One Man (Naked Trilogy 1) - Page 30

I hold up my hands. “I swear to God he doesn’t have a key or an invitation in this lifetime, Jax. He must have threatened security or bribed them. I swear to you, swear to you. I am not with him. I don’t want to be with him. Please believe me.” Anger surges through me, not at Jax, but at York. “And he’s leaving. Now.”

I charge for the door and Jax doesn’t stop me. He doesn’t believe me. God, why would he? I wouldn’t believe me. I step onto the stairs and find York at the bottom about to start the climb up. “Get out of my apartment, York! How did you even get in here?”

He moves to the center of the bottom step, standing there in his pretty blue sweater and matching dress pants, hands at his sides, gloating with pride. “I’m resourceful. You know that. And you didn’t answer your phone.”

“Get out, York.” I start walking down the stairs. “I got your point last night. Don’t tell the world Marion’s a bitch or you’ll embarrass my family.” I stop midway between the top and bottom steps, not about to get close to him. “I can’t even believe you did this.”

I know the moment Jax appears behind me, the crackle of energy sharp and hard, as is the shift in York’s gaze from me to over my shoulder.
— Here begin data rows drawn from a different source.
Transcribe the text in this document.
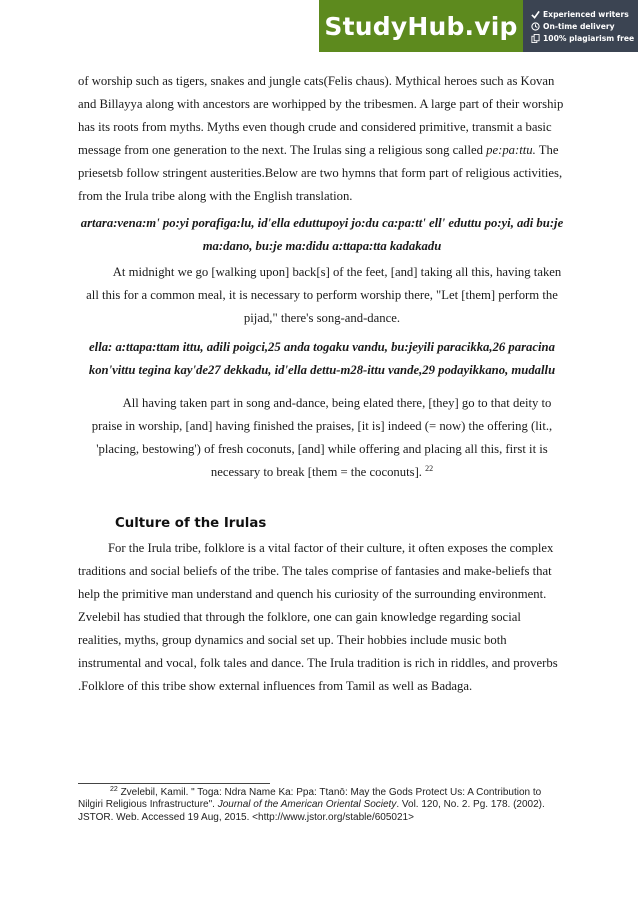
StudyHub.vip	Experienced writers
On-time delivery
100% plagiarism free

of worship such as tigers, snakes and jungle cats(Felis chaus). Mythical heroes such as Kovan and Billayya along with ancestors are worhipped by the tribesmen. A large part of their worship has its roots from myths. Myths even though crude and considered primitive, transmit a basic message from one generation to the next. The Irulas sing a religious song called pe:pa:ttu. The priesetsb follow stringent austerities.Below are two hymns that form part of religious activities, from the Irula tribe along with the English translation.

artara:vena:m' po:yi porafiga:lu, id'ella eduttupoyi jo:du ca:pa:tt' ell' eduttu po:yi, adi bu:je ma:dano, bu:je ma:didu a:ttapa:tta kadakadu

At midnight we go [walking upon] back[s] of the feet, [and] taking all this, having taken all this for a common meal, it is necessary to perform worship there, "Let [them] perform the pijad," there's song-and-dance.

ella: a:ttapa:ttam ittu, adili poigci,25 anda togaku vandu, bu:jeyili paracikka,26 paracina kon'vittu tegina kay'de27 dekkadu, id'ella dettu-m28-ittu vande,29 podayikkano, mudallu

All having taken part in song and-dance, being elated there, [they] go to that deity to praise in worship, [and] having finished the praises, [it is] indeed (= now) the offering (lit., 'placing, bestowing') of fresh coconuts, [and] while offering and placing all this, first it is necessary to break [them = the coconuts]. $^{22}$

Culture of the Irulas

For the Irula tribe, folklore is a vital factor of their culture, it often exposes the complex traditions and social beliefs of the tribe. The tales comprise of fantasies and make-beliefs that help the primitive man understand and quench his curiosity of the surrounding environment. Zvelebil has studied that through the folklore, one can gain knowledge regarding social realities, myths, group dynamics and social set up. Their hobbies include music both instrumental and vocal, folk tales and dance. The Irula tradition is rich in riddles, and proverbs .Folklore of this tribe show external influences from Tamil as well as Badaga.

$^{22}$ Zvelebil, Kamil. " Toga: Ndra Name Ka: Ppa: Ttanō: May the Gods Protect Us: A Contribution to Nilgiri Religious Infrastructure". Journal of the American Oriental Society. Vol. 120, No. 2. Pg. 178. (2002). JSTOR. Web. Accessed 19 Aug, 2015. <http://www.jstor.org/stable/605021>
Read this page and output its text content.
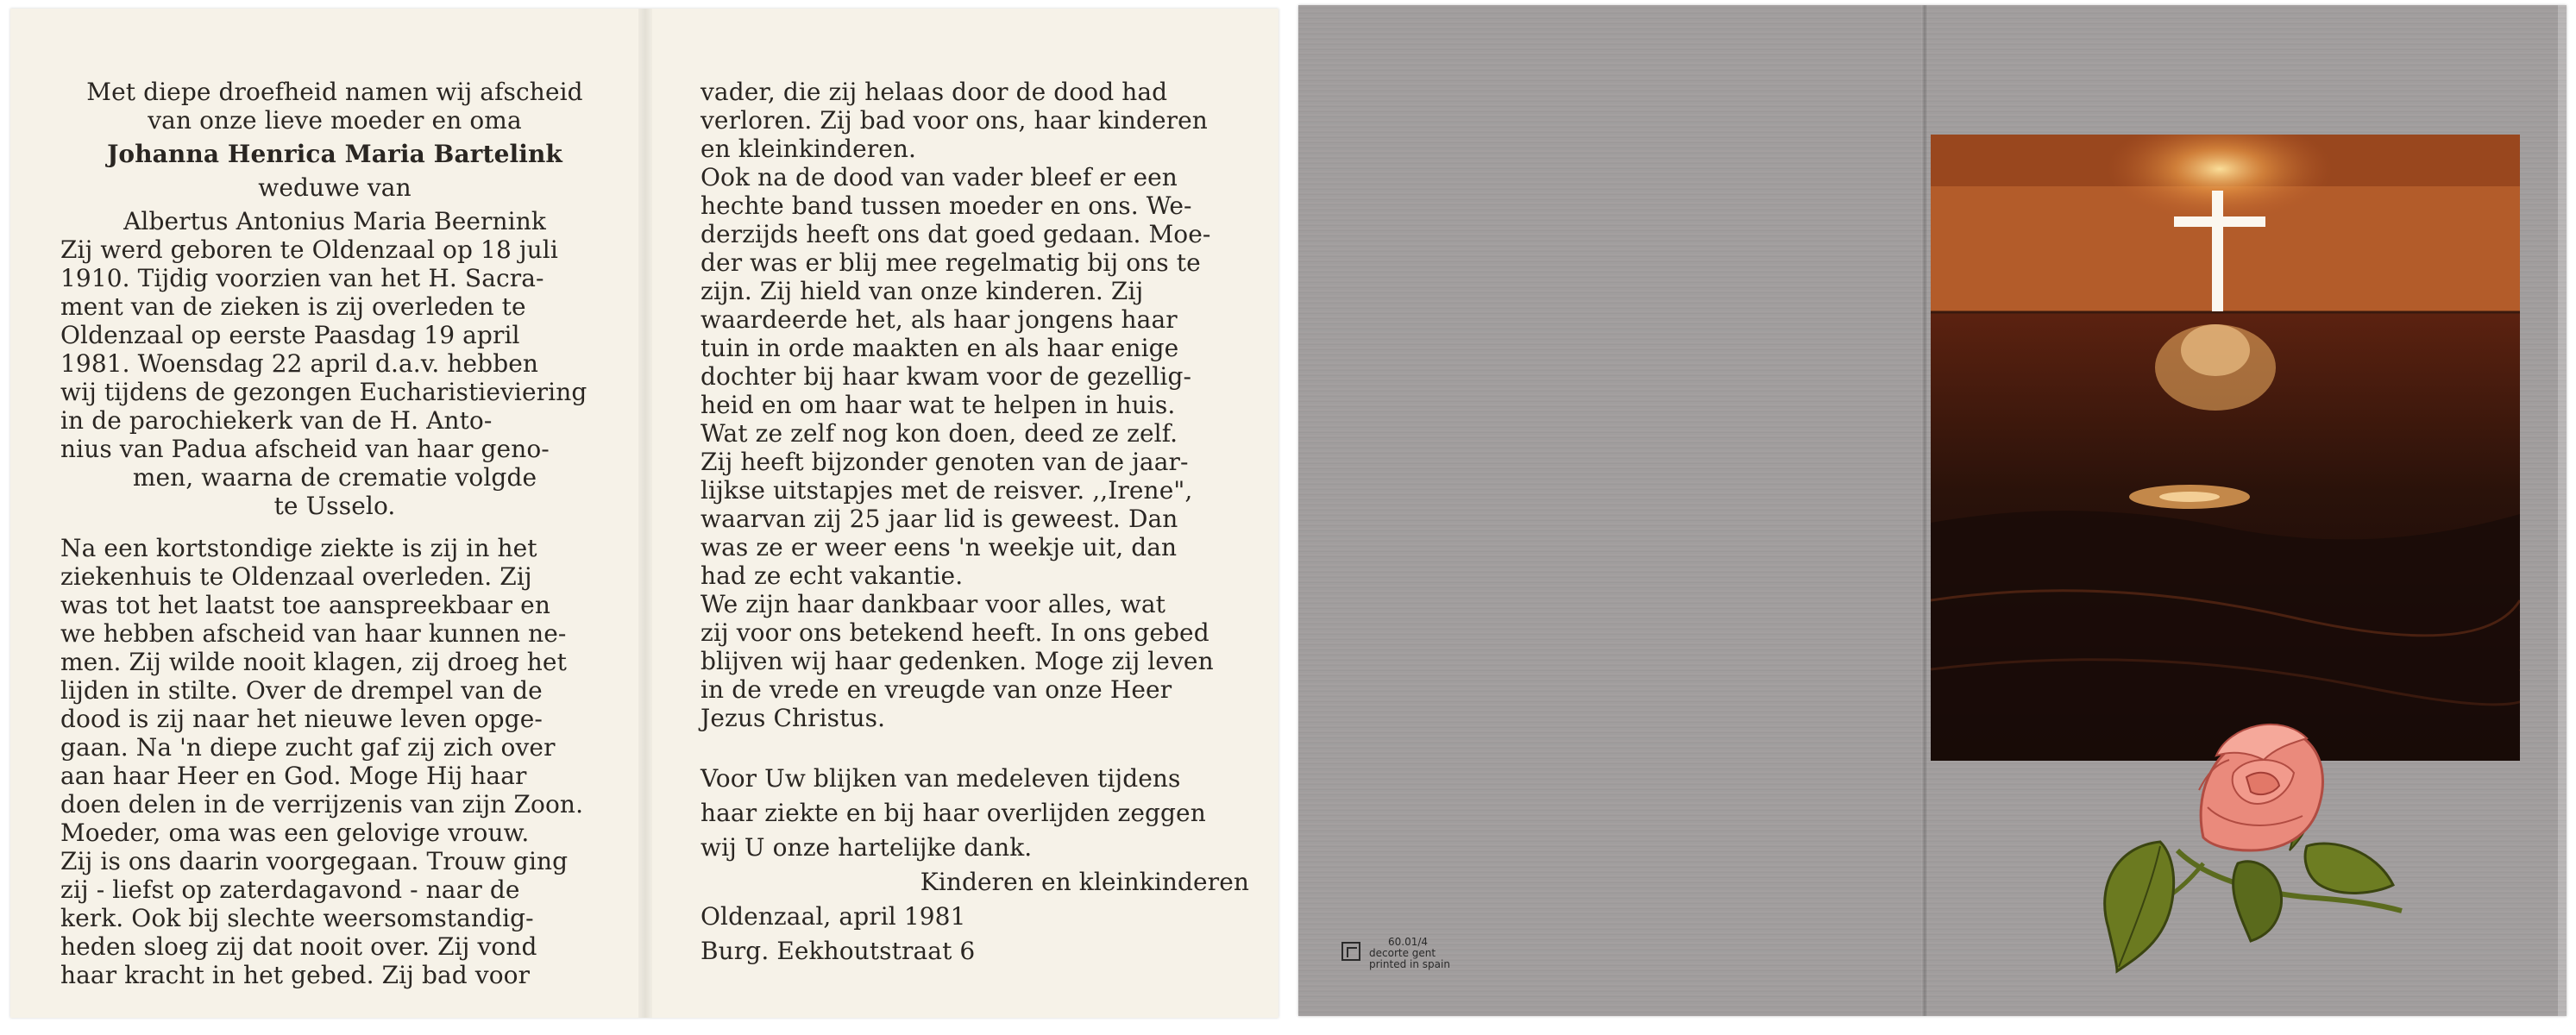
Met diepe droefheid namen wij afscheid

van onze lieve moeder en oma

Johanna Henrica Maria Bartelink

weduwe van

Albertus Antonius Maria Beernink

Zij werd geboren te Oldenzaal op 18 juli

1910. Tijdig voorzien van het H. Sacra-

ment van de zieken is zij overleden te

Oldenzaal op eerste Paasdag 19 april

1981. Woensdag 22 april d.a.v. hebben

wij tijdens de gezongen Eucharistieviering

in de parochiekerk van de H. Anto-

nius van Padua afscheid van haar geno-

men, waarna de crematie volgde

te Usselo.

Na een kortstondige ziekte is zij in het

ziekenhuis te Oldenzaal overleden. Zij

was tot het laatst toe aanspreekbaar en

we hebben afscheid van haar kunnen ne-

men. Zij wilde nooit klagen, zij droeg het

lijden in stilte. Over de drempel van de

dood is zij naar het nieuwe leven opge-

gaan. Na 'n diepe zucht gaf zij zich over

aan haar Heer en God. Moge Hij haar

doen delen in de verrijzenis van zijn Zoon.

Moeder, oma was een gelovige vrouw.

Zij is ons daarin voorgegaan. Trouw ging

zij - liefst op zaterdagavond - naar de

kerk. Ook bij slechte weersomstandig-

heden sloeg zij dat nooit over. Zij vond

haar kracht in het gebed. Zij bad voor

vader, die zij helaas door de dood had

verloren. Zij bad voor ons, haar kinderen

en kleinkinderen.

Ook na de dood van vader bleef er een

hechte band tussen moeder en ons. We-

derzijds heeft ons dat goed gedaan. Moe-

der was er blij mee regelmatig bij ons te

zijn. Zij hield van onze kinderen. Zij

waardeerde het, als haar jongens haar

tuin in orde maakten en als haar enige

dochter bij haar kwam voor de gezellig-

heid en om haar wat te helpen in huis.

Wat ze zelf nog kon doen, deed ze zelf.

Zij heeft bijzonder genoten van de jaar-

lijkse uitstapjes met de reisver. ,,Irene",

waarvan zij 25 jaar lid is geweest. Dan

was ze er weer eens 'n weekje uit, dan

had ze echt vakantie.

We zijn haar dankbaar voor alles, wat

zij voor ons betekend heeft. In ons gebed

blijven wij haar gedenken. Moge zij leven

in de vrede en vreugde van onze Heer

Jezus Christus.

Voor Uw blijken van medeleven tijdens

haar ziekte en bij haar overlijden zeggen

wij U onze hartelijke dank.

Kinderen en kleinkinderen

Oldenzaal, april 1981

Burg. Eekhoutstraat 6	60.01/4
decorte gent
printed in spain
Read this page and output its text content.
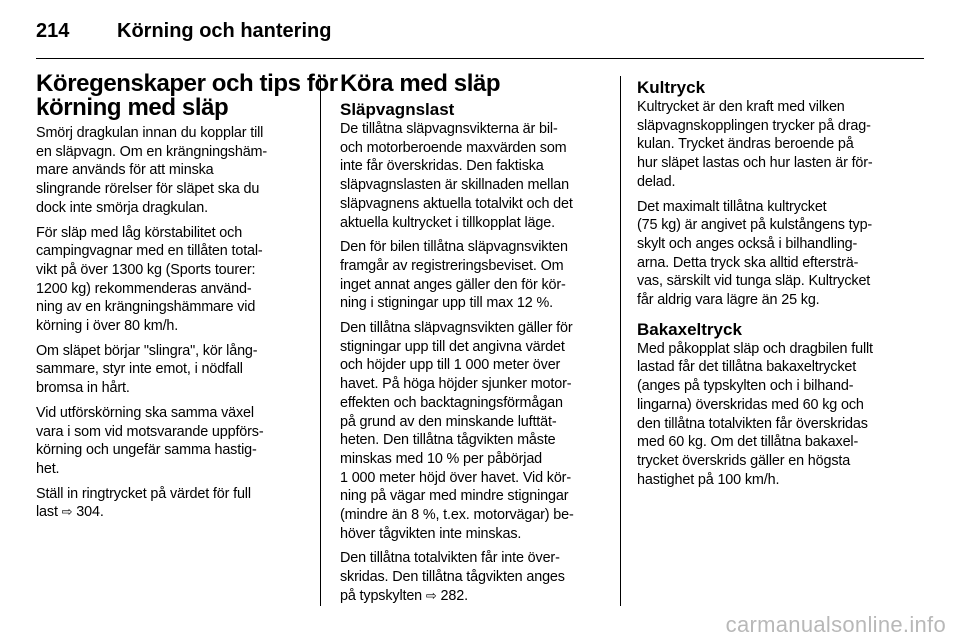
214 Körning och hantering
Köregenskaper och tips för
körning med släp

Smörj dragkulan innan du kopplar till
en släpvagn. Om en krängningshäm-
mare används för att minska
slingrande rörelser för släpet ska du
dock inte smörja dragkulan.

För släp med låg körstabilitet och
campingvagnar med en tillåten total-
vikt på över 1300 kg (Sports tourer:
1200 kg) rekommenderas använd-
ning av en krängningshämmare vid
körning i över 80 km/h.

Om släpet börjar "slingra", kör lång-
sammare, styr inte emot, i nödfall
bromsa in hårt.

Vid utförskörning ska samma växel
vara i som vid motsvarande uppförs-
körning och ungefär samma hastig-
het.

Ställ in ringtrycket på värdet för full
last ⇨ 304.

Köra med släp
Släpvagnslast

De tillåtna släpvagnsvikterna är bil-
och motorberoende maxvärden som
inte får överskridas. Den faktiska
släpvagnslasten är skillnaden mellan
släpvagnens aktuella totalvikt och det
aktuella kultrycket i tillkopplat läge.

Den för bilen tillåtna släpvagnsvikten
framgår av registreringsbeviset. Om
inget annat anges gäller den för kör-
ning i stigningar upp till max 12 %.

Den tillåtna släpvagnsvikten gäller för
stigningar upp till det angivna värdet
och höjder upp till 1 000 meter över
havet. På höga höjder sjunker motor-
effekten och backtagningsförmågan
på grund av den minskande lufttät-
heten. Den tillåtna tågvikten måste
minskas med 10 % per påbörjad
1 000 meter höjd över havet. Vid kör-
ning på vägar med mindre stigningar
(mindre än 8 %, t.ex. motorvägar) be-
höver tågvikten inte minskas.

Den tillåtna totalvikten får inte över-
skridas. Den tillåtna tågvikten anges
på typskylten ⇨ 282.

Kultryck

Kultrycket är den kraft med vilken
släpvagnskopplingen trycker på drag-
kulan. Trycket ändras beroende på
hur släpet lastas och hur lasten är för-
delad.

Det maximalt tillåtna kultrycket
(75 kg) är angivet på kulstångens typ-
skylt och anges också i bilhandling-
arna. Detta tryck ska alltid eftersträ-
vas, särskilt vid tunga släp. Kultrycket
får aldrig vara lägre än 25 kg.

Bakaxeltryck

Med påkopplat släp och dragbilen fullt
lastad får det tillåtna bakaxeltrycket
(anges på typskylten och i bilhand-
lingarna) överskridas med 60 kg och
den tillåtna totalvikten får överskridas
med 60 kg. Om det tillåtna bakaxel-
trycket överskrids gäller en högsta
hastighet på 100 km/h.

carmanualsonline.info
I watch his face harden in a familiar way, a way that wipes away his good looks and leaves nothing but a brutal monster.

“You move fast, Jax,” he says, giving him and his shirtless state of dress a once over, before flicking me a look. “But then, you’re pretty fast, too, aren’t you, Emma?”

Those words slap like a hit I don’t deserve, but then I never deserved anything I got in the end with this man. They also hint at all the things he would say about me if I crossed him and suddenly I don’t care. “Do you really want to piss me off, York?” I ask softly. “Because I know things you don’t want the world to know. Give me a reason to spew it all, and I will.”

“He doesn’t want to piss me off,” Jax replies. He heads toward York and he doesn’t stop until he’s standing right in front of him. “Leave now, because a call to the police would be merited, but it’s not my preference. My preference would be to knock the shit out of you.”

York snorts. “She doesn’t want that kind of trouble with me.”

“But I do because I know you abused her. I know you hurt her. I know you touched her in ways no woman should be touched.”

That statement takes me off guard, punches me in the chest and I take a step backward, hugging myself, starting to tremble. Damn it, why am I trembling?

“So back the fuck up and leave,” Jax adds, “before I start my day out right. Fucking you up before I take her for a champagne breakfast to celebrate.”

“You think because you were some semi-pro boxing champ that I’m afraid of you?”

“I don’t care what scares you, man,” Jax says, dismissal in his tone. “I just want to punch you. You have ten seconds, and if you think I’m bluffing, you’re wrong. Don’t come back or there will be a price to pay. Do your homework. I’m not an enemy you want.”

York’s gaze burns into Jax’s and then jerks to me. “We aren’t done. We’re never done and you better remember that.” He turns and walks for the door.

I snap. I don’t know how it happens, but I snap. I run down the stairs with a single vision: punching York myself. I want to hit him. I want him gone. I want to have never known him. I launch myself past Jax, or I try.

“Emma.” He catches my arm and pulls me around to face him even as the door slams shut with York’s departure. “What are you doing?”

“Let me go. Let me go, Jax.”

“I’m not going to do that. Not when you’re about to run into trouble. Not now. Maybe not ever.”

“Never? You don’t own me. You barely know me. Move.” But he doesn’t move. He’s holding his ground, holding mine, more stone than man.

“I don’t own you,” he agrees. “No one owns you, Emma. And as for knowing you, I want to know you. Beyond reason, beyond anything I would expect, I want to know you.”

“You mean because I’m my father’s daughter.”

“Despite the fact that you’re your father’s daughter.”

A knot balls in my chest with the words that confirm how he feels about me. I’m still my father’s daughter to him, not my own person. My father just won’t stop being judge and jury over me, even through Jax. “Jax, move. I need to make sure he knows I sent him away, not you.”